Through some postdocs we know, we have access to some HPCC accounts, so we can run >10cpus at a time, with > 100GB memory.
Thanks in advance for your advice, suggestions and sharing relevant links to software and tutorials.
I don't think 30X is good enough coverage to make clinically accurate determinations. Also, anything even remotely accurate needs to be vetted by doctors and clinical genetics counselors, even for simple single-gene disorders, as no genotype is associated with a fixed phenotype to a "set in stone" level. We learn new information every day, and ClinVar doesn't really measure up to a clinically usable database.
The questions you ask above need a team of full time experts to consult and explain, it's not something you can expect from an online forum of volunteers.
Thank you for your response. Is there a scientific consensus about the minimum acceptable fold coverage for sequencing in order to draw clinically related conclusions? And is there an open source database like ClinVar that folks use and prefer over ClinVar? Thanks again.
You could try HGMD (which is manually curated with information taken from publications), which is IMO a tad better than CLINVAR, but I doubt that will make a difference. I'm not sure of the preferred coverage for clinical-level accuracy, but mutation data alone cannot predict too many diseases.
In any case, you may want to restrict yourself to pathogenic entries from CLINVAR - ideally, only those that do not have conflicting evidence, where every piece of evidence points to the mutation being pathogenic.

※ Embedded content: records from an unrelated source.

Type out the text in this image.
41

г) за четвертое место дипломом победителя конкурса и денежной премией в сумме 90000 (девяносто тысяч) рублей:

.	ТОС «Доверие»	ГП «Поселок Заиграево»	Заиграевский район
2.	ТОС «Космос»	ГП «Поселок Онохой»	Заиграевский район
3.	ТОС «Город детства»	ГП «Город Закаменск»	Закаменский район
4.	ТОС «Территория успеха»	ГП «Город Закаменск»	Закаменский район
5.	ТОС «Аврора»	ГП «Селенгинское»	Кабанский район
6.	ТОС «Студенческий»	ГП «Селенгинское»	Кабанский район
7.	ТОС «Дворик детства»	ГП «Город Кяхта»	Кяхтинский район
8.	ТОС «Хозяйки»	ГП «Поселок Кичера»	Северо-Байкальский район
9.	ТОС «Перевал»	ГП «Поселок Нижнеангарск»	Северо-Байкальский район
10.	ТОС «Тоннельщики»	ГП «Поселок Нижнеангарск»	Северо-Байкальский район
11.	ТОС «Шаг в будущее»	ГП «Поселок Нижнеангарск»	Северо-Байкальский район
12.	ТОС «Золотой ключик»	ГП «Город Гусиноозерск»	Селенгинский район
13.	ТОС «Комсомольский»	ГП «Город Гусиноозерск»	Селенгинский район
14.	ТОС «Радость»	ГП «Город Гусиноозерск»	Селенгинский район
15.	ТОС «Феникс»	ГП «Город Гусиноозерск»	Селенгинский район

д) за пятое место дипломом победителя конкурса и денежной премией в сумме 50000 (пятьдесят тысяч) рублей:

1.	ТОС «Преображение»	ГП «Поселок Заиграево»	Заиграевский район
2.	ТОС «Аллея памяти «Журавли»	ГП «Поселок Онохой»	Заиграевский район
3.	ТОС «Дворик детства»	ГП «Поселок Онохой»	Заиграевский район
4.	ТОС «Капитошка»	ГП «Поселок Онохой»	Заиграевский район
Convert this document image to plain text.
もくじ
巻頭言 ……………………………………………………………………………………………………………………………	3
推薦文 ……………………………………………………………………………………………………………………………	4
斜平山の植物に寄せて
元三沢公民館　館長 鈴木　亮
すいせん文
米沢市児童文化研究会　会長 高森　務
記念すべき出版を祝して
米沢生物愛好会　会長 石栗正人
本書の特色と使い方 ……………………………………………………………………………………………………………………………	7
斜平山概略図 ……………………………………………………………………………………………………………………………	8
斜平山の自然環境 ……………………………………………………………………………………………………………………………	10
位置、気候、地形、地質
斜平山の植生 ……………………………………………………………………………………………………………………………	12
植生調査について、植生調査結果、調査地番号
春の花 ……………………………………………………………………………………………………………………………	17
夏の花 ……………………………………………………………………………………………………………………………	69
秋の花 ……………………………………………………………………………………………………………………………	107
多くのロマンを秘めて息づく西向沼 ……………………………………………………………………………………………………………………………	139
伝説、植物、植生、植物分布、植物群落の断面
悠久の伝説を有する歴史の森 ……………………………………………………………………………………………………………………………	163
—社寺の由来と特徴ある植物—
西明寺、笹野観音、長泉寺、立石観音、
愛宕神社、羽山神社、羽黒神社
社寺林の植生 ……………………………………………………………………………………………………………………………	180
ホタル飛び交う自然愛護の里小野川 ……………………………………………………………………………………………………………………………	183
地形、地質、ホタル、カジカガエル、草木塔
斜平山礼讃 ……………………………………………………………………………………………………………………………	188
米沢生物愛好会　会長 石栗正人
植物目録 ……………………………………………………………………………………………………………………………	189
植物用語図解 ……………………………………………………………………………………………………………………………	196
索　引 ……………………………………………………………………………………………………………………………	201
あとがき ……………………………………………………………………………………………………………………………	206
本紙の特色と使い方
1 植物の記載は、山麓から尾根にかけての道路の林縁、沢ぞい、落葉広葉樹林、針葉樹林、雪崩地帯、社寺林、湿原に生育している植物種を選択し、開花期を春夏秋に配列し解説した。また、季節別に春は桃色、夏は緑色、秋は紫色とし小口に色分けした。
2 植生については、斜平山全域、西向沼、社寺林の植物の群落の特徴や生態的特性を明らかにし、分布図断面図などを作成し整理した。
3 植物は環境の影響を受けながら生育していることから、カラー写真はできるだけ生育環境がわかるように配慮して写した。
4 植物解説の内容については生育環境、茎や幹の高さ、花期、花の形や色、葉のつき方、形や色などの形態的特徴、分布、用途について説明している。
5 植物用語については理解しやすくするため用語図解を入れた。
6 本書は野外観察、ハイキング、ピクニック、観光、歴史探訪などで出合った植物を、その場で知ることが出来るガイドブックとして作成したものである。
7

Thank you, gonna use recommendations from you and JC to learn new concepts, may take us at least a few weeks of learning from tutorials with some small and smple test cases to even start the analysis we envision. At that time, we will post any follow up questions / doubts. Also, we think it may be better for us to start with some data that is higher coverage ~ 100X rather than get stuck with a genome assembly or VCF file that will be a hurdle in us learning these analyses. So if you have any suggestions for such a test genome that is open source for download and use, please share. Thanks again.
You can search SRA for datasets at that level of coverage, but I am not sure if you'll find any clinical grade dataset.